Search code examples
amazon-s3aws-lambdastreamamazon-dynamodbfast-csv

stream s3 to dynamodb with fast-csv : not all data inserted


When a csv file is uploaded on my s3 bucket, my lambda will be triggered to insert my data into DynamoDB. I need a stream because the file is too large to be downloaded as full object.

const batchWrite = async (clientDynamoDB, itemsToProcess) => {
    const ri = {};
    ri[TABLE_DYNAMO] = itemsToProcess.map((itm) => toPutRequest(itm));
    const params = { RequestItems: ri };
    await clientDynamoDB.batchWriteItem(params).promise();
};

function runStreamPromiseAsync(stream, clientDynamoDB) {
    return new Promise((resolve, reject) => {
        const sizeChunk = 25;
        let itemsToProcess = [];

        stream
            .pipe(fastCsv.parse({headers: Object.keys(schemaGeData), trim: true}))
            .on("data", (row) => {
                stream.pause();
                itemsToProcess.push(row);

                if (itemsToProcess.length === sizeChunk) {
                    batchWrite(clientDynamoDB, itemsToProcess).finally(() => {
                        stream.resume();
                    });
                    itemsToProcess = [];
                }
            })
            .on("error", (err) => {
                console.log(err);
                reject("Error");
            })
            .on("end", () => {
                stream.pause();
                console.log("end");
                batchWrite(clientDynamoDB, itemsToProcess).finally(() => {
                    resolve("OK");
                });
            });
    });
}

module.exports.main = async (event, context, callback) => {

    context.callbackWaitsForEmptyEventLoop = false;

    const AWS = require('aws-sdk');
    const s3 = new AWS.S3();

    const object = event.Records[0].s3;
    const bucket = object.bucket.name;
    const file = object.object.key;

    const agent = new https.Agent({
        keepAlive: true
    });
    const client = new AWS.DynamoDB({
        httpOptions: {
            agent
        }
    });

    try {
        //get Stream csv data
        const stream = s3
            .getObject({
                Bucket: bucket,
                Key: file
            })
            .createReadStream()
            .on('error', (e) => {
                console.log(e);
            });

        await runStreamPromiseAsync(stream, client);
    } catch (e) {
        console.log(e);
    }
};

When my file is 1000 lines everything is inserted but when I have 5000 lines, my function insert only around 3000 lines and this number is random... Sometimes more sometimes less..
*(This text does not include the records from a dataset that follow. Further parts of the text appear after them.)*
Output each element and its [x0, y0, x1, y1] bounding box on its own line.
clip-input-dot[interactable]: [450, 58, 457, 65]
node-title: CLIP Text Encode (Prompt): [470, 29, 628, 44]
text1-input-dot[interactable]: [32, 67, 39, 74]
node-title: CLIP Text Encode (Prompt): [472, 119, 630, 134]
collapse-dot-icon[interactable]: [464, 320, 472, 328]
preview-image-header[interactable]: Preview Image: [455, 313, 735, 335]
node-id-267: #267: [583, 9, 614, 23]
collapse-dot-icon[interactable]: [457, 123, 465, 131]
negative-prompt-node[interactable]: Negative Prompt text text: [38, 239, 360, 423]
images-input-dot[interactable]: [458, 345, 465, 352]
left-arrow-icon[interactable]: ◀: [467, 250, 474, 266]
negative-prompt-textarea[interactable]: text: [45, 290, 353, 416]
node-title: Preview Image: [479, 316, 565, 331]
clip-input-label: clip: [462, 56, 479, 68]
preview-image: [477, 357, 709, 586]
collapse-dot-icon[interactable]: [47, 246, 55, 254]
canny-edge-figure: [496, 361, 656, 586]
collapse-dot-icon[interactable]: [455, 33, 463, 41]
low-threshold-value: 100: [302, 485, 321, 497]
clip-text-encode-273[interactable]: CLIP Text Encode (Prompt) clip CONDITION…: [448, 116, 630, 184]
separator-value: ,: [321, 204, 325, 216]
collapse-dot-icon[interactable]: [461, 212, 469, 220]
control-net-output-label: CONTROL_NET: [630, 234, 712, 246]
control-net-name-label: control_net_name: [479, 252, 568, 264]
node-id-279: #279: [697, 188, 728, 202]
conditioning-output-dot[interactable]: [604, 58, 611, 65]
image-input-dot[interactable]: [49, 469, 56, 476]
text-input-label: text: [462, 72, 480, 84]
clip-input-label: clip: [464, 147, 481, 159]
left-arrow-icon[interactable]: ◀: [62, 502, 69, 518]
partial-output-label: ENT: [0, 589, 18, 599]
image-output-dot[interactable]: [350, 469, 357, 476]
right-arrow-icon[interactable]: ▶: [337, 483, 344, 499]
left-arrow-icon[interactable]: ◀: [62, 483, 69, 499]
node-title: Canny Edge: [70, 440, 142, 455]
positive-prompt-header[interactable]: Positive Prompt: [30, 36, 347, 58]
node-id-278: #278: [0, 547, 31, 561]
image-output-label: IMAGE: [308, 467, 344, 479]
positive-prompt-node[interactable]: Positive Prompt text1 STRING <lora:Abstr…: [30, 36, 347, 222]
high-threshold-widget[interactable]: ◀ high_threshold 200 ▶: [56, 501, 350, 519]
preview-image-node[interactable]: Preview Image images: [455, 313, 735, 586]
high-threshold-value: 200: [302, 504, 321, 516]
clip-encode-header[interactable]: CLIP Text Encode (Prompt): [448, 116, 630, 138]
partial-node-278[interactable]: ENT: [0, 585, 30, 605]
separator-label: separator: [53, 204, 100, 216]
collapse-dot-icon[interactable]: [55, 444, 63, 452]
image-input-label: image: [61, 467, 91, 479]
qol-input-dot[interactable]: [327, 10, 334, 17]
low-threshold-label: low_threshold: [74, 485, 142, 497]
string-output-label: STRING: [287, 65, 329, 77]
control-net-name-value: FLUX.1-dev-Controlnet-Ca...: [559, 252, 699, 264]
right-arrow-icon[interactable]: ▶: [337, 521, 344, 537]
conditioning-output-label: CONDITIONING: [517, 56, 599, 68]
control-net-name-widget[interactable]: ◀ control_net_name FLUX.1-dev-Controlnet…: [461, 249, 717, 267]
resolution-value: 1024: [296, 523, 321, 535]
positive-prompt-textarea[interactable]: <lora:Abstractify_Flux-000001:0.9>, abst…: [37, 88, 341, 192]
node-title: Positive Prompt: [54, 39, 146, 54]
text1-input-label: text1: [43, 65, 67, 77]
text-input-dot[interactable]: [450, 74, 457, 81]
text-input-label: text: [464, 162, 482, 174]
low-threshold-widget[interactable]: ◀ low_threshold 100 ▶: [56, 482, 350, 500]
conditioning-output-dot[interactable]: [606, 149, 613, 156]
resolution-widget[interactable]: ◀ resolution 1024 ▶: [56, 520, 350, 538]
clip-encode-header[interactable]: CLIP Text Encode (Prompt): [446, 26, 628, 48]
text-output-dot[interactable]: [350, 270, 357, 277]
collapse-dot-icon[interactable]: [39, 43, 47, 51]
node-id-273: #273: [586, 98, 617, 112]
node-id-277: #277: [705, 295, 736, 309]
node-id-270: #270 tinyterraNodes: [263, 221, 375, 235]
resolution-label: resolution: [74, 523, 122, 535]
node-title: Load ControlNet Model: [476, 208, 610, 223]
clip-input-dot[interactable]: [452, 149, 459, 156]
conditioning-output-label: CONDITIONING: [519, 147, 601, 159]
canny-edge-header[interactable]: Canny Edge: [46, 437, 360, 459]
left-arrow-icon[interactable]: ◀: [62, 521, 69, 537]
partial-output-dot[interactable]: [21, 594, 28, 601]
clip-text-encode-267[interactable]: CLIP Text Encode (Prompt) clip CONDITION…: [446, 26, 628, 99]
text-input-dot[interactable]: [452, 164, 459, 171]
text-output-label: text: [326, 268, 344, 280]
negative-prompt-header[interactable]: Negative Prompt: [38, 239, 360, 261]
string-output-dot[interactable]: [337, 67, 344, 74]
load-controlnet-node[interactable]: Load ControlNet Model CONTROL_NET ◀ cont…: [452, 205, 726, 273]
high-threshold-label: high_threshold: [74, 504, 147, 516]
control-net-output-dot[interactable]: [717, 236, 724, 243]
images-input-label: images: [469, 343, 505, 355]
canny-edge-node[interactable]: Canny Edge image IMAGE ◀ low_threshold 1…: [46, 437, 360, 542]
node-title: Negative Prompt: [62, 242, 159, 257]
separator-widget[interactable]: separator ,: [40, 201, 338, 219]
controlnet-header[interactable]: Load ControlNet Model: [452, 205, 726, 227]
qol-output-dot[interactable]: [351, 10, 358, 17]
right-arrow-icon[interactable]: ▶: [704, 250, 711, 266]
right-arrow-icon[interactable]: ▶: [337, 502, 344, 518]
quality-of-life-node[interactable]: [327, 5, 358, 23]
So I'd like to understand what am I missing here ?

I also read this article but to be honest even if you pause the second stream, the first one is still running.. So if someone have any ideas on how to do this, it would be greatly appreciated !

Thanks


Solution

  • I found out why It was not fully processed, it's because the callback of batchWriteItem can return unprocess Items. So I change the function batchWrite and also the runPromiseStreamAsync a little bit because i might not have all the items processed from itemsToProcess.

    Anyway here is the full code :

    const batchWrite = (client, itemsToProcess) => {
        const ri = {};
        ri[TABLE_DYNAMO] = itemsToProcess.map((itm) => toPutRequest(itm));
        const items = { RequestItems: ri };
        const processItemsCallback = function(err, data) {
            return new Promise((resolve, reject) => {
                if(!data || data.length === 0){
                    return resolve();
                }
                if(err){
                    return reject(err);
                }
                let params = {};
                params.RequestItems = data.UnprocessedItems;
                return client.batchWriteItem(params, processItemsCallback);
            });
        };
        return client.batchWriteItem(items, processItemsCallback );
    };
    
    function runStreamPromiseAsync(stream, clientDynamoDB) {
        return new Promise((resolve, reject) => {
            const sizeChunk = 25;
            let itemsToProcess = [];
            let arrayPromise = [];
    
            stream
                .pipe(fastCsv.parse({headers: Object.keys(schemaGeData), trim: true}))
                .on("error", (err) => {
                    console.log(err);
                    reject("Error");
                })
                .on('data', data => {
                    itemsToProcess.push(data);
                    if(itemsToProcess.length === sizeChunk){
                        arrayPromise.push(batchWrite(clientDynamoDB, itemsToProcess));
                        itemsToProcess = [];
                    }
                })
                .on('end', () => {
                    if(itemsToProcess.length !== 0){
                        arrayPromise.push(batchWrite(clientDynamoDB, itemsToProcess));
                    }
                    resolve(Promise.all(arrayPromise).catch(e => {
                        reject(e)
                    }));
                });
        });
    }